The G test of independence was used to determine whether genus presence or absence was associated with one group of children or the other. A list of the most significant genera was compiled based on FDR-corrected p-values. Furthermore, to qualify for a specific country group, the genus had to be observed ≥5 times for each time point within an individual and within all individuals in a country group. The genera exclusively found in Bangladeshi or U.S. children are outlined in red and blue, respectively. The overlapping area between the two groups represents the genera that are shared by all individuals from both countries. The size of each enclosed area is directly proportional to the number of genera that are found in each group. The genera are colored-coded according to the list of phyla on the right. Only U.S. children and Bangladeshi children were included in this analysis.
Figure 6
Figure 6. Heat map of the relative abundance of genera found in the V1–V3 16S rDNA sequence data.

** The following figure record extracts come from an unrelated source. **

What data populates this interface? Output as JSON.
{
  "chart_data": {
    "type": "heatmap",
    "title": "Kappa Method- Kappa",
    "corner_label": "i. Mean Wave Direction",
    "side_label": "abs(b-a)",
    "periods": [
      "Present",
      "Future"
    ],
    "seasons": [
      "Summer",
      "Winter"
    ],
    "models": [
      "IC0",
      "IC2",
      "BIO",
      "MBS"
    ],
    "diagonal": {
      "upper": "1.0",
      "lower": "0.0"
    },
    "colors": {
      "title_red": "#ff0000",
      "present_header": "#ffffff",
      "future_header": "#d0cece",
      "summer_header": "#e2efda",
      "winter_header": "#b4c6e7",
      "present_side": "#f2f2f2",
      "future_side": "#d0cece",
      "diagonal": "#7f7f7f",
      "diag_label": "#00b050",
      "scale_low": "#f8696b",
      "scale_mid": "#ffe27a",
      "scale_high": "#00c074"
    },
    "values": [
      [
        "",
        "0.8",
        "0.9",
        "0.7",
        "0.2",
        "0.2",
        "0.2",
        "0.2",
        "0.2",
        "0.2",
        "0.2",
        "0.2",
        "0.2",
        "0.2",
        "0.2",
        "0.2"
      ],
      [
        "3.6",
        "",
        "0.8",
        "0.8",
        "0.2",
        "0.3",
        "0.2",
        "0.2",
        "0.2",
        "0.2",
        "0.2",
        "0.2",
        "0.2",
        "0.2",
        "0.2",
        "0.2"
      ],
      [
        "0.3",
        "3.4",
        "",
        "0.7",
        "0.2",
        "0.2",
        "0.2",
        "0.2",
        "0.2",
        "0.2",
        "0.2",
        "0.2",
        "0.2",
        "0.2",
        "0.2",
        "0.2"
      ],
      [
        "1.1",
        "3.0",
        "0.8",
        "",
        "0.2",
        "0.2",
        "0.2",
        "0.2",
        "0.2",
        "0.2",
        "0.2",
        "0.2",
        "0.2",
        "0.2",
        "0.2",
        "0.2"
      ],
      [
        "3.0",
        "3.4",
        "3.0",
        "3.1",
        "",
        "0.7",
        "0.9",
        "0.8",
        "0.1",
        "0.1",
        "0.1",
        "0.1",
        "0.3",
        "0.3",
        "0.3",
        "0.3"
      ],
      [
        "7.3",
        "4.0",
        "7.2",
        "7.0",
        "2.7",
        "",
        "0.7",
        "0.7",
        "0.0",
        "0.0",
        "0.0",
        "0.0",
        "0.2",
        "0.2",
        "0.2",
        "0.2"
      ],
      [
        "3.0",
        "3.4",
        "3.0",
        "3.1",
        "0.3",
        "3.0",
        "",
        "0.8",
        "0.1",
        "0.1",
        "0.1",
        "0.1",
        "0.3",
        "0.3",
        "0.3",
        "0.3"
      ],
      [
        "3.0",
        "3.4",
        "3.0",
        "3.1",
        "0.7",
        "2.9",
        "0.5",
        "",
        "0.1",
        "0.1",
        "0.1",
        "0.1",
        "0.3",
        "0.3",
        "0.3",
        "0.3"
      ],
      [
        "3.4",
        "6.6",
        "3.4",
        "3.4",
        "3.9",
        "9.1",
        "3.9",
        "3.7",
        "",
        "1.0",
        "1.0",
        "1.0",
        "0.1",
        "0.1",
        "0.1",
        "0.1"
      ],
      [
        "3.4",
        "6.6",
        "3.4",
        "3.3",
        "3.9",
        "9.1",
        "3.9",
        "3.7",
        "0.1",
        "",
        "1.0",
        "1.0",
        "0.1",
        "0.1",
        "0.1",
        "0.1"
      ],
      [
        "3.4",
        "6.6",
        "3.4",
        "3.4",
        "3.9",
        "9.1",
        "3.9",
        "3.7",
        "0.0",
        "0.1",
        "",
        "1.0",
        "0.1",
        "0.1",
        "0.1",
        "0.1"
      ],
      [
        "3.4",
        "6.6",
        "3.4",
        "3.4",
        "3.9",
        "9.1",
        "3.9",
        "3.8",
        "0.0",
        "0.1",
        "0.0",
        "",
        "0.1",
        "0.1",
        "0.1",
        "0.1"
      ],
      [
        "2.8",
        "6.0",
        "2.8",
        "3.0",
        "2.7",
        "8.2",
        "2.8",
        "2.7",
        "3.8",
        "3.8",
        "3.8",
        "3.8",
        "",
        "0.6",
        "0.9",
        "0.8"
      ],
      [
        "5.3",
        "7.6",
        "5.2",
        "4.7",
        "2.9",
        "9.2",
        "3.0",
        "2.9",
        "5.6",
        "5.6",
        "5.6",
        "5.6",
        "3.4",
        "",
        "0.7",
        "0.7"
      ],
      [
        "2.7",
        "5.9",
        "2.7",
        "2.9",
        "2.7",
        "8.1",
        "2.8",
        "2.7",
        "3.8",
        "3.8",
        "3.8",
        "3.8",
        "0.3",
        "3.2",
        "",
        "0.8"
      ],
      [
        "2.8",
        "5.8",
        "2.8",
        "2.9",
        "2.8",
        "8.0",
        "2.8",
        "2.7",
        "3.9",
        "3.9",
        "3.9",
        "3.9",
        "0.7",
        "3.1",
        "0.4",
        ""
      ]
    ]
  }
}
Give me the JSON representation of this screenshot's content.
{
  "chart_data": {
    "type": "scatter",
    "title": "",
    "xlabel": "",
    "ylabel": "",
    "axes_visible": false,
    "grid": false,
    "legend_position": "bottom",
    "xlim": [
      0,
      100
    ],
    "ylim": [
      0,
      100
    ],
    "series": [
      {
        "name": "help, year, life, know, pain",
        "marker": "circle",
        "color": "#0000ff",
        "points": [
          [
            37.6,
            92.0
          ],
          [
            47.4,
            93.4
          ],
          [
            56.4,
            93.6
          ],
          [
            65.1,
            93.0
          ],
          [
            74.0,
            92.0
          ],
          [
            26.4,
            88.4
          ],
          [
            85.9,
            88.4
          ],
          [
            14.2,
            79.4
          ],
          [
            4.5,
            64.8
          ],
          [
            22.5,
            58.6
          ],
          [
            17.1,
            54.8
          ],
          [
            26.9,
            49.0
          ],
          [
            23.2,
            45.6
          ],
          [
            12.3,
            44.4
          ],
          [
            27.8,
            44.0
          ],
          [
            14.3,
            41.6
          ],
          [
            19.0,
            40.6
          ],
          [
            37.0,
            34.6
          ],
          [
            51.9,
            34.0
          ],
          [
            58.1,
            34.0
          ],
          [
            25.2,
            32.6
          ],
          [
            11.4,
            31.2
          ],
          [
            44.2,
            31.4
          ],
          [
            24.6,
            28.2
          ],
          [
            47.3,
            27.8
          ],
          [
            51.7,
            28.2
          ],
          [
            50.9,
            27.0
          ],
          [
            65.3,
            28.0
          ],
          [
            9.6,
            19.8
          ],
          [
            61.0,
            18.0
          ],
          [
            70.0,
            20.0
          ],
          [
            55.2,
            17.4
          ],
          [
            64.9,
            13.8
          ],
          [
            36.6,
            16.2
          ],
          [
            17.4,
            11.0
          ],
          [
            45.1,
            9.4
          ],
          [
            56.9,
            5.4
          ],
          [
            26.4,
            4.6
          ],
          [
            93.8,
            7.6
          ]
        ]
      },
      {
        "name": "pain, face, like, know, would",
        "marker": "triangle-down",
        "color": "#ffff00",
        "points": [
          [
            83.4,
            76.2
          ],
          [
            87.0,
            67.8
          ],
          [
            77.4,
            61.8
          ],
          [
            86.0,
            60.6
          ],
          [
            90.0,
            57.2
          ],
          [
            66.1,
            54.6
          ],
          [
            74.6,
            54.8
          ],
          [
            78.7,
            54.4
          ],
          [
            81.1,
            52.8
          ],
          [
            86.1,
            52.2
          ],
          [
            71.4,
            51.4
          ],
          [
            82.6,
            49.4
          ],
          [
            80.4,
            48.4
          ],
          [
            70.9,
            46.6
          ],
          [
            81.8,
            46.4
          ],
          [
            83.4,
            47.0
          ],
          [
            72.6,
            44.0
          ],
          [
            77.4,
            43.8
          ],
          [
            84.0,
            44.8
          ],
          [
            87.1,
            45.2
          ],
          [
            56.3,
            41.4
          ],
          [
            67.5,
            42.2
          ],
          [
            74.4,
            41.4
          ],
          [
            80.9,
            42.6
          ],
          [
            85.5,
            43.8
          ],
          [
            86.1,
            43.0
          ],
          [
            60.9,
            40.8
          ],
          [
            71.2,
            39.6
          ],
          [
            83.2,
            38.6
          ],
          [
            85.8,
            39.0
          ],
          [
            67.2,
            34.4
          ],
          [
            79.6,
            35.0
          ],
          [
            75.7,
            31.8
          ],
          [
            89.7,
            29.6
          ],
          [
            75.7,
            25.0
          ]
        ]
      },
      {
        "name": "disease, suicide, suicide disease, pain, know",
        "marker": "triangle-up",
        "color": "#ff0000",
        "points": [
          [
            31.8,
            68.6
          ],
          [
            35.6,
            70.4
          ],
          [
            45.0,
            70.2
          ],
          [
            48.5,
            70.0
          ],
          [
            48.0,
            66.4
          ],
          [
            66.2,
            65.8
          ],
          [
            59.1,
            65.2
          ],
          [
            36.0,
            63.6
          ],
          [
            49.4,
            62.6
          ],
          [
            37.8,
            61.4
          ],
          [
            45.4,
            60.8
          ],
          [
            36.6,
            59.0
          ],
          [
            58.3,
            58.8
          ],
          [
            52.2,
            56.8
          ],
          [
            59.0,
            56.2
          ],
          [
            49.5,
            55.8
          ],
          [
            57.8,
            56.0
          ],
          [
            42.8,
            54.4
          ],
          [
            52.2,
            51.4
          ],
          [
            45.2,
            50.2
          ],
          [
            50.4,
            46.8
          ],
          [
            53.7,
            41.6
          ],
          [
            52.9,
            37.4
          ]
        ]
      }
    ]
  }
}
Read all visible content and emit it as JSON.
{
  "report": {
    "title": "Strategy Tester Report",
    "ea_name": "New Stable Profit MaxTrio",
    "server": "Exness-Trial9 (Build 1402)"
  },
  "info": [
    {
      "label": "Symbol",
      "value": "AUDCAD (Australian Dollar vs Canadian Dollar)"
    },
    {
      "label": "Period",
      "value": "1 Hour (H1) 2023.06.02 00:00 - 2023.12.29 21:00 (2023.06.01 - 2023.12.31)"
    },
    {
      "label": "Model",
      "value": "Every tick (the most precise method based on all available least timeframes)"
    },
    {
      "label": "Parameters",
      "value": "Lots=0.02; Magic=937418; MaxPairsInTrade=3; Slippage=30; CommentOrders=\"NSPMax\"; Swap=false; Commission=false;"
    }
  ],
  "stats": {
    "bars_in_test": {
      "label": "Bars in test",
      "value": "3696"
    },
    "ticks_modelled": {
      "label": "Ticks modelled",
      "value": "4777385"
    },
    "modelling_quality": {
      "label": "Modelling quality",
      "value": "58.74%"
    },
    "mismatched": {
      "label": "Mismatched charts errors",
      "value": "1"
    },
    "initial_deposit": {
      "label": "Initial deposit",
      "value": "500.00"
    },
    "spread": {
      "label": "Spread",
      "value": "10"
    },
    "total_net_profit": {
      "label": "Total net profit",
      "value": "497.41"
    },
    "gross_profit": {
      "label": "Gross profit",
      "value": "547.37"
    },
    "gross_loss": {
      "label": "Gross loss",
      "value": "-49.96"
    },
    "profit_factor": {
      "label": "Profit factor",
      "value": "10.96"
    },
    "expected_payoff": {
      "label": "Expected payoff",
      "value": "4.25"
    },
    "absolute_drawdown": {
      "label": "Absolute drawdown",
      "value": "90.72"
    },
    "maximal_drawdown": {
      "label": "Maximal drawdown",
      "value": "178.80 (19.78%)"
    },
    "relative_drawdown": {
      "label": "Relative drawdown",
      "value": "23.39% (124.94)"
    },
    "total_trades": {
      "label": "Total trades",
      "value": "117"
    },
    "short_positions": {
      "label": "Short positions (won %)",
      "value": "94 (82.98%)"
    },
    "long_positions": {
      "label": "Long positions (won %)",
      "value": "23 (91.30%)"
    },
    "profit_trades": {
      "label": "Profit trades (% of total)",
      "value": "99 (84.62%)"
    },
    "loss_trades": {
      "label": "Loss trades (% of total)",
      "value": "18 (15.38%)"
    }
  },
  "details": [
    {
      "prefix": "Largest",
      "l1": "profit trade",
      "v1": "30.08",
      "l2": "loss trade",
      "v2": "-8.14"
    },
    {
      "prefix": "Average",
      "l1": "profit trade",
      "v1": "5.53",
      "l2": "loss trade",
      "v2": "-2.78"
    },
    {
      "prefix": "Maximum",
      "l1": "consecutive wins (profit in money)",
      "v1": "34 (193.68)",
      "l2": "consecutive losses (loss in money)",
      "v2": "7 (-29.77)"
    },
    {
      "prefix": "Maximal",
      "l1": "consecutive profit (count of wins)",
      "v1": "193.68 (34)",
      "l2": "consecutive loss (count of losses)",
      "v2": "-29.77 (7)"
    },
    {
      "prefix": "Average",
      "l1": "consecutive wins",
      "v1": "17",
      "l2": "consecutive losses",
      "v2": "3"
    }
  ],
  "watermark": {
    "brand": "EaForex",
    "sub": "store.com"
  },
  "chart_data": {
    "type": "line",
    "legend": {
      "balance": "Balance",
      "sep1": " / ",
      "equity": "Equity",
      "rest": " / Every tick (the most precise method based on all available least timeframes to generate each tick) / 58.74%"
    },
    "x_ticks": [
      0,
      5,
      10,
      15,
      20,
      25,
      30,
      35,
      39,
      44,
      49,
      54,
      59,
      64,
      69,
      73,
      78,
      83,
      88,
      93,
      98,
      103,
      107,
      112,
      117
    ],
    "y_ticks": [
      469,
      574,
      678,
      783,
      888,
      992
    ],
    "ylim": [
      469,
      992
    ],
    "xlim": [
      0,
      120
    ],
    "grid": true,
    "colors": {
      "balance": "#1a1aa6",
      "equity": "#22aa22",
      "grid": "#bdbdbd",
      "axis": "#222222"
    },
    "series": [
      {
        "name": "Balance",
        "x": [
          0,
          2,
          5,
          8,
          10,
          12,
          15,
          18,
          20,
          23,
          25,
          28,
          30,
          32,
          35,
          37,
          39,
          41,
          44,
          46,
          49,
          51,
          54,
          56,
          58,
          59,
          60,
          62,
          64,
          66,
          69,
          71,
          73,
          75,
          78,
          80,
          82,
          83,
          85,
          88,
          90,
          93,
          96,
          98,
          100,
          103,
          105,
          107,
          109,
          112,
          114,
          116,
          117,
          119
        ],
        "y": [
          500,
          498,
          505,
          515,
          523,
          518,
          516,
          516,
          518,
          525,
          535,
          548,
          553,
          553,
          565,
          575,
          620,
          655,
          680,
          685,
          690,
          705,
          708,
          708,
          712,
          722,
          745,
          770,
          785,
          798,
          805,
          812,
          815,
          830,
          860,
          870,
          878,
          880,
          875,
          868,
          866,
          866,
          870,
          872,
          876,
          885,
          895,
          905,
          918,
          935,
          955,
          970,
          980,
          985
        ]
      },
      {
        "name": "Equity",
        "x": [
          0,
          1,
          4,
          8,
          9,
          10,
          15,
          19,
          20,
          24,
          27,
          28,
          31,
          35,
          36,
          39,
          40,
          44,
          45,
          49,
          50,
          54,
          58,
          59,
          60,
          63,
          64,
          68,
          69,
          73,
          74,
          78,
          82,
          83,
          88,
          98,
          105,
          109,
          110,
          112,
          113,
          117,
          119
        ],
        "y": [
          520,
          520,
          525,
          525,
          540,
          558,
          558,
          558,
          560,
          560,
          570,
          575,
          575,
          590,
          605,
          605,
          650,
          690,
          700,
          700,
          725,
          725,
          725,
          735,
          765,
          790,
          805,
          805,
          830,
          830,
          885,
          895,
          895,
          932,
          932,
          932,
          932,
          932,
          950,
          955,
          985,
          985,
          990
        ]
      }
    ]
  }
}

Data from U.S children, Bangladeshi children, and Bangladeshi adults were rarefied to the same number of reads per sample to normalize for the unequal sampling effort. Only genera with a total normalized abundance of at least ten reads are displayed. Color intensity is proportional to the relative abundance of the taxon and is represented by the scale (black, 0% present; yellow, ≥10% present).
Figure 7
Figure 7. Phylogeny of the most novel OTUs found in the distal gut microbiota of children from Bangladesh.
Neighbor joining tree based on near full-length 16S rDNA sequences showing the 27 OTU representatives (in bold) from the Bangladesh dataset that have less than 95% sequence similarity to published sequences, and their Genbank accession numbers. The tree was rooted with the archaeal 16S ribosomal RNA gene from Halococcus morrhuae (X00662). The number of clones for each OTU in the near full-length dataset is shown in parentheses. Their closest publicly-available sequences are shown in gray font. The horizontal scale bar indicates 10% sequence divergence.